C’est dur à croire, mais ces quelques aphorismes constituent en réalité un briefing de mission. Un homme énigmatique en costard, joué par un Isaach de Bankolé taciturne, mutique et tiré à quatre épingles, écoute ces quelques phrases prononcées en créole par un commanditaire (Alex Descas) et traduites en anglais par son voisin (Jean-François Stévenin). On suppose tout de suite que le bonhomme doit être un tueur à gages, ne serait-ce que par sa posture et son opacité qui rappellent autant le Forest Whitaker de Ghost Dog que le Delon du Samouraï. La fiche de renseignements est vide le concernant : pas de passé, pas de vie privée, pas même d’identité – le dossier de presse lui donne le nom de « Solitaire ». On lui remet ensuite des objets (des armes ?), à savoir un trousseau de clés et une petite boîte d’allumettes. Et le voilà qui prend un avion pour Madrid, avec un objectif que lui seul semble avoir compris. A partir de là, pour tout spectateur lâché dans cet apparent squelette de récit sans boussole ni mode d’emploi, il sera indispensable de rester à l’affût du moindre aiguillage narratif et de se laisser porter jusqu’à la fin pour se sentir enfin récompensé. Parce qu’il y a un but à atteindre. Et surtout une cible à abattre. Car oui, le film est autant un thriller qu’un savant précipité, épuré et minimaliste, de tout ce qui a pu constituer la signature Jarmusch. Entre la France et l’Espagne, de l’aéroport d’Orly jusqu’aux confins du désert d’Alméria, le cinéaste porte ici son style à un point d’incandescence inégalé. Déjà, en tant que thriller, son film zappe un à un tous les passages obligés du genre : pas de grandes décharges d’émotion, pas de fusillades opératiques, pas de vengeance sanglante. Il ne reste alors que des rencontres de personnages, le plus souvent sous forme de discussions en duo dans un bar, mais qui ne font pas doublon avec le concept de Coffee and Cigarettes. Ici, on continue de boire du café, avec un rituel qui ne varie pas (le Solitaire commande systématiquement deux expressos dans deux tasses séparées), mais on ne fume plus. Les boites d’allumettes que s’échangent le Solitaire et ses interlocuteurs ne servent d’ailleurs pas à allumer des clopes. Elles passent d’une main à l’autre, régulées dans un obscur trafic, sans explication. C’est à croire qu’une mèche est destinée à s’allumer. Mais laquelle ? Et pour faire exploser quoi ?
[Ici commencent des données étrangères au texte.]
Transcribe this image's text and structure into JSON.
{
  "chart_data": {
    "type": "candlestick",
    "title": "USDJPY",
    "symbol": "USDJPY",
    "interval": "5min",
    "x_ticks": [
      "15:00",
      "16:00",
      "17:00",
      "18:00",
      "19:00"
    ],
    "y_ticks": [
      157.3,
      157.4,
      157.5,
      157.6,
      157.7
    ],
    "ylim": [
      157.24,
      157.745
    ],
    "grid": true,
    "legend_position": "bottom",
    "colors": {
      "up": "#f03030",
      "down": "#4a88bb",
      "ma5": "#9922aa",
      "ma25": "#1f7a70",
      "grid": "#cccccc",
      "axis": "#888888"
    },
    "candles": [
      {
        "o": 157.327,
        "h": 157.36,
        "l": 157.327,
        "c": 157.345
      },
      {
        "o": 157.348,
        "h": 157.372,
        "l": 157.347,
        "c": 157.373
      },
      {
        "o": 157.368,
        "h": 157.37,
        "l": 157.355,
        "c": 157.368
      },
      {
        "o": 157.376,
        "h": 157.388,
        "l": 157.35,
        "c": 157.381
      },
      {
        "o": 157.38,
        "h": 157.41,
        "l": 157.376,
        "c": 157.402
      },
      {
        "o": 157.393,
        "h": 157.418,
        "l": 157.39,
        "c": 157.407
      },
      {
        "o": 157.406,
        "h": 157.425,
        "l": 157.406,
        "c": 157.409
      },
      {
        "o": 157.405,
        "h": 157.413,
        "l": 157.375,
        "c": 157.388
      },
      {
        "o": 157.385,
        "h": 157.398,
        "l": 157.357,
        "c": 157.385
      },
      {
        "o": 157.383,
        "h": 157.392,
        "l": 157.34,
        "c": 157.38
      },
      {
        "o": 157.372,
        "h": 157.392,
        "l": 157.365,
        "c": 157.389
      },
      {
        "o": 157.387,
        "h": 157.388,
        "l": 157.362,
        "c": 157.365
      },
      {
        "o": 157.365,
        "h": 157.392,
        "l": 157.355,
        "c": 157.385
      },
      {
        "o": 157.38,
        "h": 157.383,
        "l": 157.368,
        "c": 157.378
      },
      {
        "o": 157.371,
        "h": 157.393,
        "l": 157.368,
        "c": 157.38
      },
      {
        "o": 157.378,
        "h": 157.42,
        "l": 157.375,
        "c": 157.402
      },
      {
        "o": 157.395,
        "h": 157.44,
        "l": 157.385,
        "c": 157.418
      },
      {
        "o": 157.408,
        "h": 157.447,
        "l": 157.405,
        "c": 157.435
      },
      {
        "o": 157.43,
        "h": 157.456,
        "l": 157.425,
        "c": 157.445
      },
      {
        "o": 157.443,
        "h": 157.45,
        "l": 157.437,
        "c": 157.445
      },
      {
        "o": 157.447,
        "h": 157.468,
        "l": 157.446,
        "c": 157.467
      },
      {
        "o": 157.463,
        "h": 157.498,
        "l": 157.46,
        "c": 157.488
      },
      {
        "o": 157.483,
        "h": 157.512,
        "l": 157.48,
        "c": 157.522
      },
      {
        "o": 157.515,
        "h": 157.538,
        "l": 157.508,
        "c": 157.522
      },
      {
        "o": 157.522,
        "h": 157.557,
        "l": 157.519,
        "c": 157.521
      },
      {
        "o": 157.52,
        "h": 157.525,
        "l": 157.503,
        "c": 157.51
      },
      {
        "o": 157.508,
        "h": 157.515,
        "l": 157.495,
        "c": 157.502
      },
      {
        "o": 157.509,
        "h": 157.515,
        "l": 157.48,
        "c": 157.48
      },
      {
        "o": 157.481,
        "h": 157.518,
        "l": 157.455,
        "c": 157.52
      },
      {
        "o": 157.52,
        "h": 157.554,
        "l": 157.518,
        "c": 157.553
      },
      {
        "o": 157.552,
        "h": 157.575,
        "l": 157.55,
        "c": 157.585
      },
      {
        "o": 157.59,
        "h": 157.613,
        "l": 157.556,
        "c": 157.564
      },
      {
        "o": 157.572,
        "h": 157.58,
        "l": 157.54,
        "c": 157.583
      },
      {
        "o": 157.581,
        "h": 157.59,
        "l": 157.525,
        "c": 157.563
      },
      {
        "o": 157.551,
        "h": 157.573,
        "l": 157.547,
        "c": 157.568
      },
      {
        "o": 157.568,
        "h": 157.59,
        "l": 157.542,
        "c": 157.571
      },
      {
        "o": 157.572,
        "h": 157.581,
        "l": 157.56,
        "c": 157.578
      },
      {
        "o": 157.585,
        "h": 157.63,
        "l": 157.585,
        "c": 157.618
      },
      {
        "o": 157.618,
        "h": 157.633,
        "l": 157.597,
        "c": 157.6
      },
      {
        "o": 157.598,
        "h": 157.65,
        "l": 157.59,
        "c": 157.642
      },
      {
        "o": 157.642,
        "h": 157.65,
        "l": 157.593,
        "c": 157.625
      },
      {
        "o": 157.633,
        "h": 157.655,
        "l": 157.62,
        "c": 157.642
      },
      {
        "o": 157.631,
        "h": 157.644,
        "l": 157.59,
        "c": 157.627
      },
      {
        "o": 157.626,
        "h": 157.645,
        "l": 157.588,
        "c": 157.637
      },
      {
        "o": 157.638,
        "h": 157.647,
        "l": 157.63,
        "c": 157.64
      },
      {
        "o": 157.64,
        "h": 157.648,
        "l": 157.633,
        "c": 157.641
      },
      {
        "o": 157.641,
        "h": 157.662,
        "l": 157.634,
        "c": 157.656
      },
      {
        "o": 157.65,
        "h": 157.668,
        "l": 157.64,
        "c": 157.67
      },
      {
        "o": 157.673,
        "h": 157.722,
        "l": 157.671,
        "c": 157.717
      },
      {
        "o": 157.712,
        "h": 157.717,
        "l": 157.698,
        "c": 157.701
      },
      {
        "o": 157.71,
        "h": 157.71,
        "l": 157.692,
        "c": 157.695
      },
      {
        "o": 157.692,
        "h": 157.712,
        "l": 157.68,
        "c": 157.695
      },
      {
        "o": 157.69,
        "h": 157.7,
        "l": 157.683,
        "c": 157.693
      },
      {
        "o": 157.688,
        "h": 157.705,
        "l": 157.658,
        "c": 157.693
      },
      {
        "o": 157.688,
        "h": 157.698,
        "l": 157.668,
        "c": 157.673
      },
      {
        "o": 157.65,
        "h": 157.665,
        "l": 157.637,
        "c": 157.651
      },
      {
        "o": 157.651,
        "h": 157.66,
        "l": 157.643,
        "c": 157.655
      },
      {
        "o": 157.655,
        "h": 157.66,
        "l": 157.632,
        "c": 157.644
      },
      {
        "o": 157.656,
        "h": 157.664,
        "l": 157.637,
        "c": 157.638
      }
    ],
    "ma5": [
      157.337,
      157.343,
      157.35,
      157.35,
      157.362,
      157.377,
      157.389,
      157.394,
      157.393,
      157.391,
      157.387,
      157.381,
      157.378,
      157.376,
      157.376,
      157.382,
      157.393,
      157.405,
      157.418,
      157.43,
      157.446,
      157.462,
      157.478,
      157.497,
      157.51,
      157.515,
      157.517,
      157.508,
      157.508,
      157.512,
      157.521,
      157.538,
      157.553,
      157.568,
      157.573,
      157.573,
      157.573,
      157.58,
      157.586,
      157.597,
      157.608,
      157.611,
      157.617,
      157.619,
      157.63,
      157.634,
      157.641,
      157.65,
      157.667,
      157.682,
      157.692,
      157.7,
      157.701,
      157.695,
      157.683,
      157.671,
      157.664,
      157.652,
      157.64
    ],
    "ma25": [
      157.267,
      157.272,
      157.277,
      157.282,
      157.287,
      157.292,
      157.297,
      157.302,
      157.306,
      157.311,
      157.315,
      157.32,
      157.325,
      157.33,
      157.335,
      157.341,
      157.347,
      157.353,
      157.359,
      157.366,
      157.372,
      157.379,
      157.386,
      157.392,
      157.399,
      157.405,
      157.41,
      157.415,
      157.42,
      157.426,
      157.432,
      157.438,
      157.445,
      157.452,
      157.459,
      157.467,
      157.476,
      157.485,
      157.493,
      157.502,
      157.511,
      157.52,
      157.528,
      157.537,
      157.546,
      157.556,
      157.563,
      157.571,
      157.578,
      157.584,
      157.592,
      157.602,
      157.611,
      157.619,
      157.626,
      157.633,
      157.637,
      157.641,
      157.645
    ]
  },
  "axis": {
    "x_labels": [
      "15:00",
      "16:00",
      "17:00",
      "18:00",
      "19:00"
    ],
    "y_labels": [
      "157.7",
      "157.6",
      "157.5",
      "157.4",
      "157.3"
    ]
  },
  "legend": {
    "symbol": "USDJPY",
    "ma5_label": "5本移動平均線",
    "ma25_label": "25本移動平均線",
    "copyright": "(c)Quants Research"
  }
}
Sorte de Point de non-retour revu et corrigé par un émule de Michelangelo Antonioni et de Jacques Rivette, The Limits of Control est une expérience de cinéma qui, sous sa fausse carapace d’exercice de style, invite à rester le plus alerte possible. Une sorte d’objet à tendance free style, shooté au gré de l’inspiration sur un mode abstrait, tissant de subtiles passerelles entre le thriller classique et le précipité moderniste, mais qui contourne le principe du « laisser-aller » en plaçant son spectateur au cœur d’un jeu. Ce jeu-là nous condamne fatalement à perdre la partie (le Solitaire a toujours un coup d’avance sur nous et la raison de tel ou tel déplacement ne se décrypte qu’a posteriori), mais impossible de s’en extraire, de plus en plus fasciné que l’on est à l’idée d’en déceler enfin la règle cachée. D’un bout à l’autre du récit, cet impassible samouraï noir est comme un guide que l’on suivrait médusé en guettant toujours une nouvelle piste au fil de son errance. D’où lui vient cette aptitude inouïe à déchiffrer des signes qui nous semblent illisibles ? Peu importe, car le hasard, ludique et impérial, semble ordonner tout ce que l’on voit à l’écran.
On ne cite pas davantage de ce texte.